Source: Primate Labs
Primate Labs founder John Poole compiled the results from iPads Airs running the Geekbench 3 benchmark, and compared them to all iOS 7-compatible tablets, which includes the iPad 2, third- and fourth-generation iPad and iPad mini.
As seen above, Apple's newest iPad trounces its predecessors by a hefty margin, beating last year's fourth-generation iPad by some 87 percent in the multi-core benchmark. This is near Apple's claim that its A7 SoC offers up to twice the performance compared to last year's A6X.
Poole notes that the iPad Air is running an A7 clocked at 1.4GHz, or 100MHz faster than the same processor found in the iPhone 5s. This could be due to the iPad's larger battery capacity or larger chassis, which would provide for better thermal flexibility, or a combination of the two, he said.
While the full-size iPad has a tweaked clock speed, Poole does not expect the same for the iPad mini, which will also feature the A7 chip. Instead, he believes the machine will be in line with the iPhone 5s.
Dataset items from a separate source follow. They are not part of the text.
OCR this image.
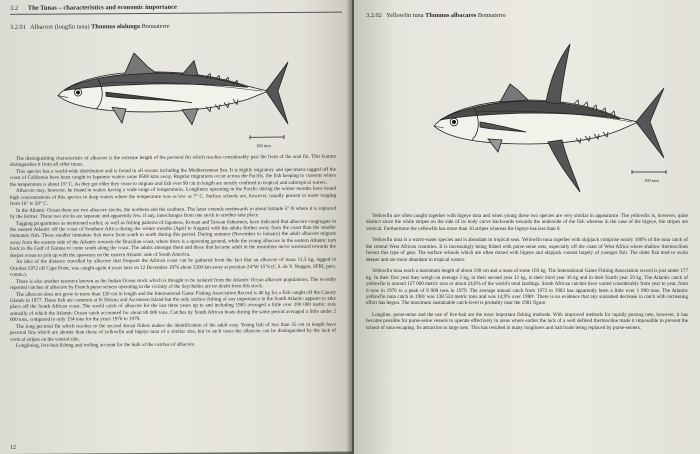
3.2 The Tunas – characteristics and economic importance
3.2.01 Albacore (longfin tuna) Thunnus alalunga Bonnaterre
100 mm

The distinguishing characteristic of albacore is the extreme length of the pectoral fin which reaches considerably past the front of the anal fin. This feature distinguishes it from all other tunas.

This species has a world-wide distribution and is found in all oceans including the Mediterranean Sea. It is highly migratory and specimens tagged off the coast of California have been caught in Japanese waters some 8500 kms away. Regular migrations occur across the Pacific, the fish keeping to currents where the temperature is about 15° C. As they get older they cease to migrate and fish over 90 cm in length are mostly confined to tropical and subtropical waters.

Albacore may, however, be found in waters having a wide range of temperatures. Longliners operating in the Pacific during the winter months have found high concentrations of this species in deep waters where the temperature was as low as 7° C. Surface schools are, however, usually present in water ranging from 16° to 20° C.

In the Atlantic Ocean there are two albacore stocks, the northern and the southern. The latter extends northwards to about latitude 5° N where it is replaced by the former. These two stocks are separate and apparently few, if any, interchanges from one stock to another take place.

Tagging programmes as mentioned earlier, as well as fishing patterns of Japanese, Korean and Taiwan fishermen, have indicated that albacore congregate in the eastern Atlantic off the coast of Southern Africa during the winter months (April to August) with the adults further away from the coast than the smaller immature fish. These smaller immature fish move from south to north during this period. During summer (November to January) the adult albacore migrate away from the eastern side of the Atlantic towards the Brazilian coast, where there is a spawning ground, while the young albacore in the eastern Atlantic turn back to the Gulf of Guinea to come south along the coast. The adults amongst them and those that became adult in the meantime move westward towards the deeper ocean to join up with the spawners on the eastern Atlantic side of South America.

An idea of the distance travelled by albacore that frequent the African coast can be gathered from the fact that an albacore of mass 11,5 kg, tagged in October 1972 off Cape Point, was caught again 4 years later on 12 December 1976 about 3200 km away at position 24°W 15°S (C.S. de V. Nepgen, SFRI, pers. comm.).

There is also another resource known as the Indian Ocean stock which is thought to be isolated from the Atlantic Ocean albacore populations. The recently reported catches of albacore by French purse-seiners operating in the vicinity of the Seychelles are no doubt from this stock.

The albacore does not grow to more than 120 cm in length and the International Game Fishing Association Record is 40 kg for a fish caught off the Canary Islands in 1977. These fish are common at St Helena and Ascension Island but the only surface fishing of any importance in the South Atlantic appears to take place off the South African coast. The world catch of albacore for the last three years up to and including 1985 averaged a little over 200 000 metric tons annually of which the Atlantic Ocean catch accounted for about 80 000 tons. Catches by South African boats during the same period averaged a little under 2 000 tons, compared to only 154 tons for the years 1976 to 1979.

The long pectoral fin which reaches to the second dorsal finlets makes the identification of the adult easy. Young fish of less than 35 cm in length have pectoral fins which are shorter than those of yellowfin and bigeye tuna of a similar size, but in such cases the albacore can be distinguished by the lack of vertical stripes on the ventral side.

Longlining, live-bait fishing and trolling account for the bulk of the catches of albacore.

12
3.2.02 Yellowfin tuna Thunnus albacares Bonnaterre
100 mm

Yellowfin are often caught together with bigeye tuna and when young these two species are very similar in appearance. The yellowfin is, however, quite distinct since the white stripes on the side of its body curve backwards towards the underside of the fish whereas in the case of the bigeye, the stripes are vertical. Furthermore the yellowfin has more than 10 stripes whereas the bigeye has less than 8.

Yellowfin tuna is a warm-water species and is abundant in tropical seas. Yellowfin tuna together with skipjack comprise nearly 100% of the tuna catch of the central West African countries. It is increasingly being fished with purse-seine nets, especially off the coast of West Africa where shallow thermoclines favour this type of gear. The surface schools which are often mixed with bigeye and skipjack consist largely of younger fish. The older fish tend to swim deeper and are more abundant in tropical waters.

Yellowfin tuna reach a maximum length of about 190 cm and a mass of some 160 kg. The International Game Fishing Association record is just under 177 kg. In their first year they weigh on average 3 kg, in their second year 12 kg, in their third year 36 kg and in their fourth year 59 kg. The Atlantic catch of yellowfin is around 127 000 metric tons or about 24,6% of the world's total landings. South African catches have varied considerably from year to year, from 6 tons in 1976 to a peak of 8 908 tons in 1979. The average annual catch from 1973 to 1983 has apparently been a little over 1 000 tons. The Atlantic yellowfin tuna catch in 1981 was 138 524 metric tons and was 14,9% over 1980ᵃ. There is no evidence that any sustained decrease in catch with increasing effort has begun. The maximum sustainable catch-level is probably near the 1981 figure.

Longline, purse-seine and the use of live-bait are the most important fishing methods. With improved methods for rapidly pursing nets, however, it has become possible for purse-seine vessels to operate effectively in areas where earlier the lack of a well defined thermocline made it impossible to prevent the school of tuna escaping. Its attraction to large nets. This has resulted in many longliners and bait boats being replaced by purse-seiners.
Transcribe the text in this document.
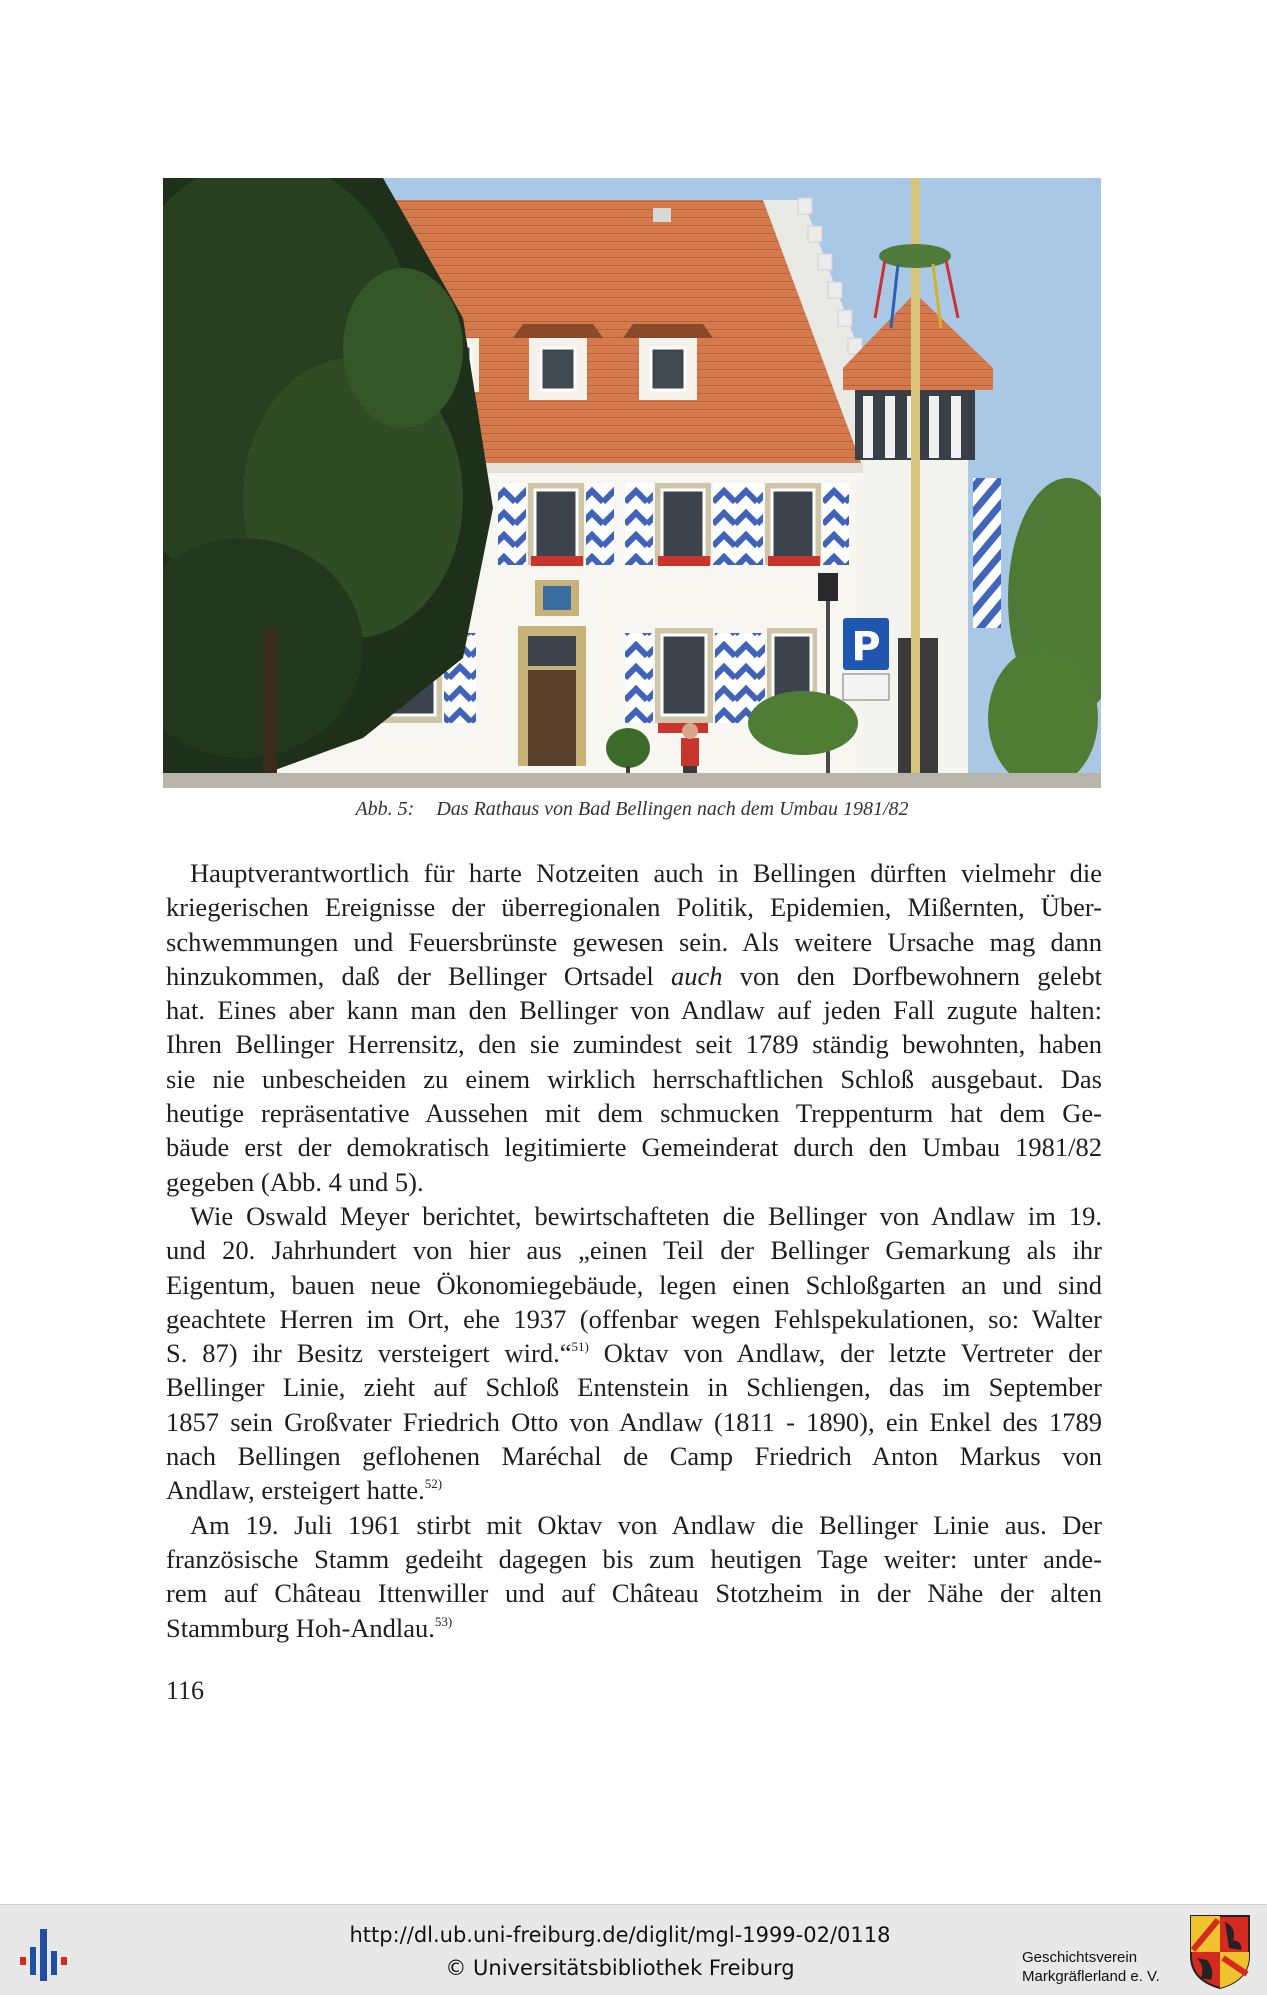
P
Abb. 5: Das Rathaus von Bad Bellingen nach dem Umbau 1981/82
Hauptverantwortlich für harte Notzeiten auch in Bellingen dürften vielmehr die
kriegerischen Ereignisse der überregionalen Politik, Epidemien, Mißernten, Über-
schwemmungen und Feuersbrünste gewesen sein. Als weitere Ursache mag dann
hinzukommen, daß der Bellinger Ortsadel auch von den Dorfbewohnern gelebt
hat. Eines aber kann man den Bellinger von Andlaw auf jeden Fall zugute halten:
Ihren Bellinger Herrensitz, den sie zumindest seit 1789 ständig bewohnten, haben
sie nie unbescheiden zu einem wirklich herrschaftlichen Schloß ausgebaut. Das
heutige repräsentative Aussehen mit dem schmucken Treppenturm hat dem Ge-
bäude erst der demokratisch legitimierte Gemeinderat durch den Umbau 1981/82
gegeben (Abb. 4 und 5).
Wie Oswald Meyer berichtet, bewirtschafteten die Bellinger von Andlaw im 19.
und 20. Jahrhundert von hier aus „einen Teil der Bellinger Gemarkung als ihr
Eigentum, bauen neue Ökonomiegebäude, legen einen Schloßgarten an und sind
geachtete Herren im Ort, ehe 1937 (offenbar wegen Fehlspekulationen, so: Walter
S. 87) ihr Besitz versteigert wird.“$^{51)}$ Oktav von Andlaw, der letzte Vertreter der
Bellinger Linie, zieht auf Schloß Entenstein in Schliengen, das im September
1857 sein Großvater Friedrich Otto von Andlaw (1811 - 1890), ein Enkel des 1789
nach Bellingen geflohenen Maréchal de Camp Friedrich Anton Markus von
Andlaw, ersteigert hatte.$^{52)}$
Am 19. Juli 1961 stirbt mit Oktav von Andlaw die Bellinger Linie aus. Der
französische Stamm gedeiht dagegen bis zum heutigen Tage weiter: unter ande-
rem auf Château Ittenwiller und auf Château Stotzheim in der Nähe der alten
Stammburg Hoh-Andlau.$^{53)}$
116
http://dl.ub.uni-freiburg.de/diglit/mgl-1999-02/0118
© Universitätsbibliothek Freiburg	Geschichtsverein
Markgräflerland e. V.
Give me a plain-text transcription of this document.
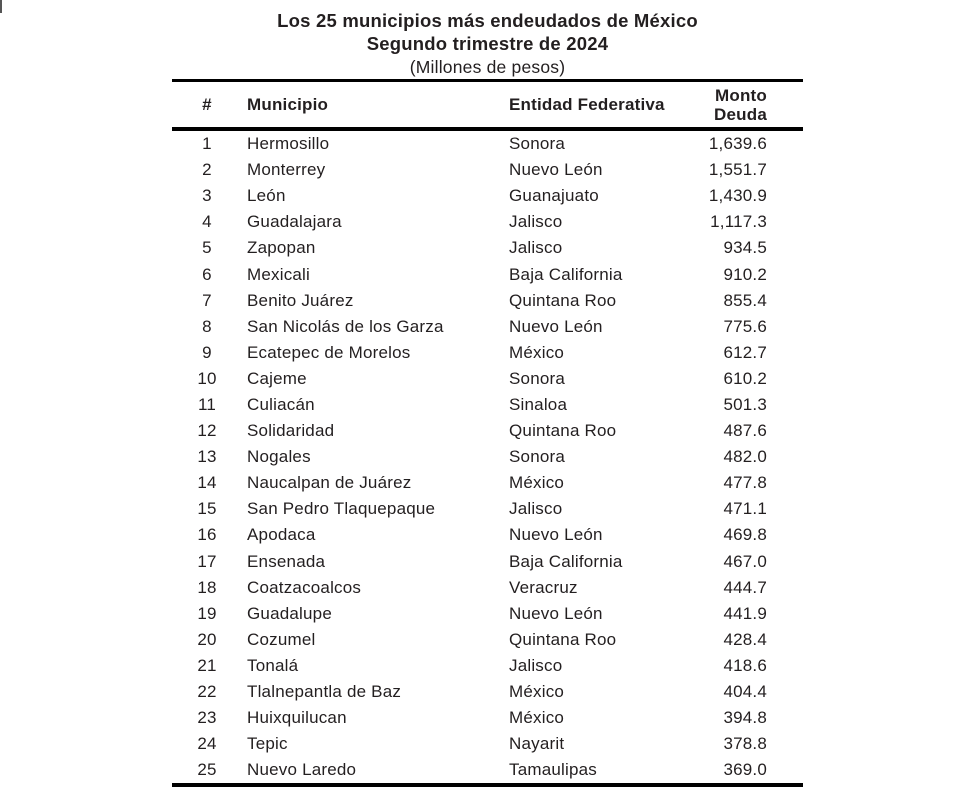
Los 25 municipios más endeudados de México
Segundo trimestre de 2024
(Millones de pesos)
#	Municipio	Entidad Federativa	Monto
Deuda
1	Hermosillo	Sonora	1,639.6
2	Monterrey	Nuevo León	1,551.7
3	León	Guanajuato	1,430.9
4	Guadalajara	Jalisco	1,117.3
5	Zapopan	Jalisco	934.5
6	Mexicali	Baja California	910.2
7	Benito Juárez	Quintana Roo	855.4
8	San Nicolás de los Garza	Nuevo León	775.6
9	Ecatepec de Morelos	México	612.7
10	Cajeme	Sonora	610.2
11	Culiacán	Sinaloa	501.3
12	Solidaridad	Quintana Roo	487.6
13	Nogales	Sonora	482.0
14	Naucalpan de Juárez	México	477.8
15	San Pedro Tlaquepaque	Jalisco	471.1
16	Apodaca	Nuevo León	469.8
17	Ensenada	Baja California	467.0
18	Coatzacoalcos	Veracruz	444.7
19	Guadalupe	Nuevo León	441.9
20	Cozumel	Quintana Roo	428.4
21	Tonalá	Jalisco	418.6
22	Tlalnepantla de Baz	México	404.4
23	Huixquilucan	México	394.8
24	Tepic	Nayarit	378.8
25	Nuevo Laredo	Tamaulipas	369.0
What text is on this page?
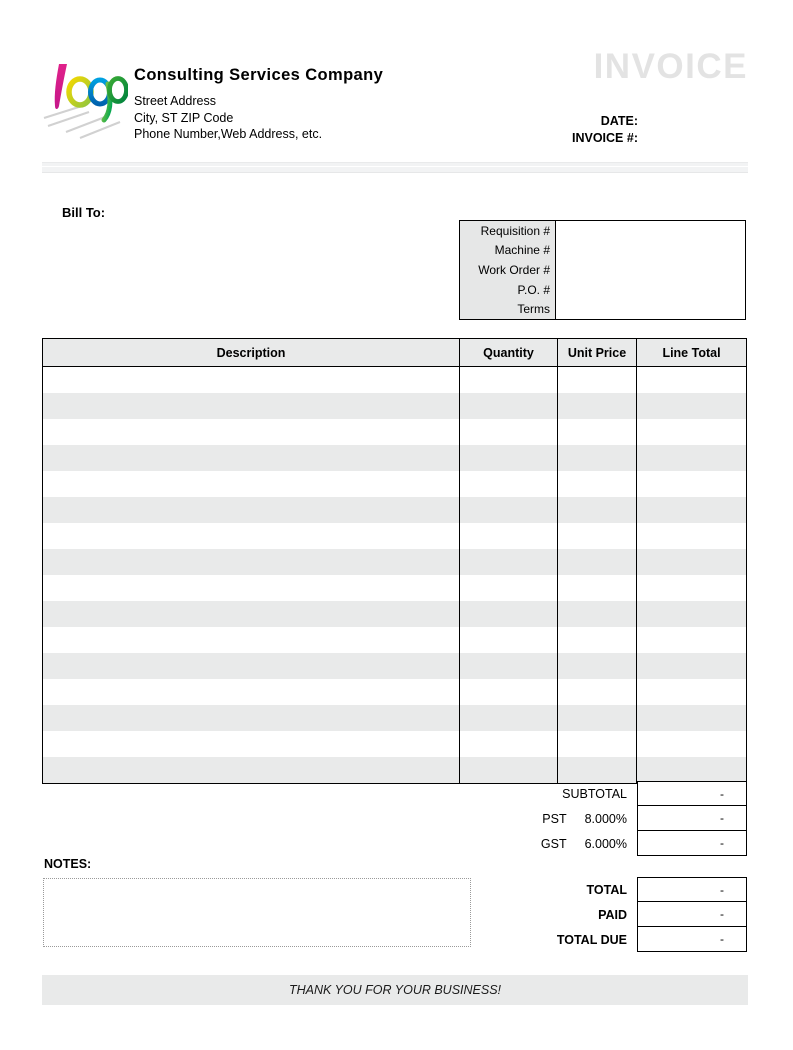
Consulting Services Company
Street Address
City, ST ZIP Code
Phone Number,Web Address, etc.
INVOICE
DATE:
INVOICE #:
Bill To:
Requisition #
Machine #
Work Order #
P.O. #
Terms
Description	Quantity	Unit Price	Line Total
SUBTOTAL	-
PST 8.000%	-
GST 6.000%	-
NOTES:
TOTAL	-
PAID	-
TOTAL DUE	-
THANK YOU FOR YOUR BUSINESS!
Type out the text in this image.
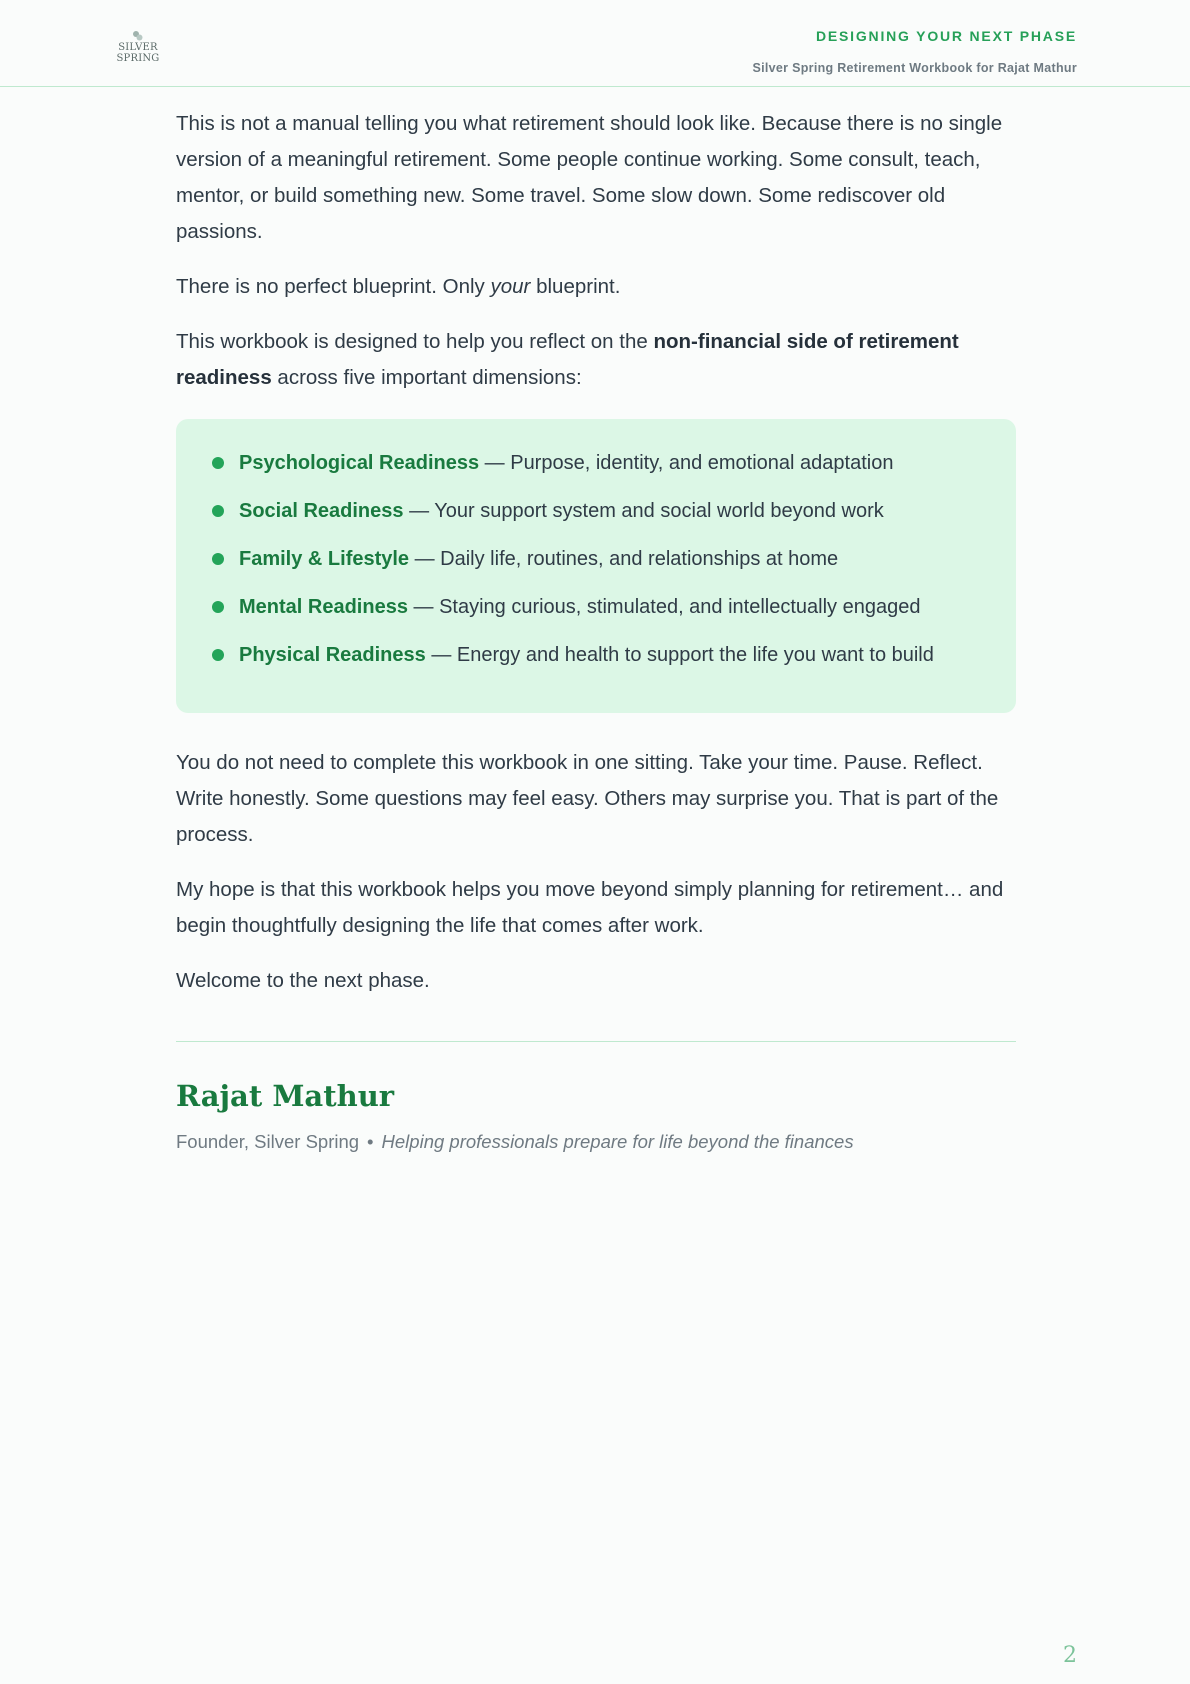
SILVER
SPRING
DESIGNING YOUR NEXT PHASE
Silver Spring Retirement Workbook for Rajat Mathur

This is not a manual telling you what retirement should look like. Because there is no single version of a meaningful retirement. Some people continue working. Some consult, teach, mentor, or build something new. Some travel. Some slow down. Some rediscover old passions.

There is no perfect blueprint. Only your blueprint.

This workbook is designed to help you reflect on the non-financial side of retirement readiness across five important dimensions:

Psychological Readiness — Purpose, identity, and emotional adaptation
Social Readiness — Your support system and social world beyond work
Family & Lifestyle — Daily life, routines, and relationships at home
Mental Readiness — Staying curious, stimulated, and intellectually engaged
Physical Readiness — Energy and health to support the life you want to build

You do not need to complete this workbook in one sitting. Take your time. Pause. Reflect. Write honestly. Some questions may feel easy. Others may surprise you. That is part of the process.

My hope is that this workbook helps you move beyond simply planning for retirement… and begin thoughtfully designing the life that comes after work.

Welcome to the next phase.

Rajat Mathur
Founder, Silver Spring • Helping professionals prepare for life beyond the finances
2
Since the third-generation iPad debuted with a Retina display in 2012, Apple has used a higher-spec processor for its tablet lineup, differentiating the custom chip by adding an "X" to its name. The most recent version, the A6X, featured an integrated quad-core GPU and higher clock speed than the iPhone's A6 version. In addition, the A6X also featured a larger SDRAM pipeline.
Finally, when compared to Apple's entry-level iPad 2, the iPad Air is over five times as fast, while costing only $100 more.
Apple's iPad Air will go on sale this Friday, with Apple Stores opening at 8 a.m. local time for the launch.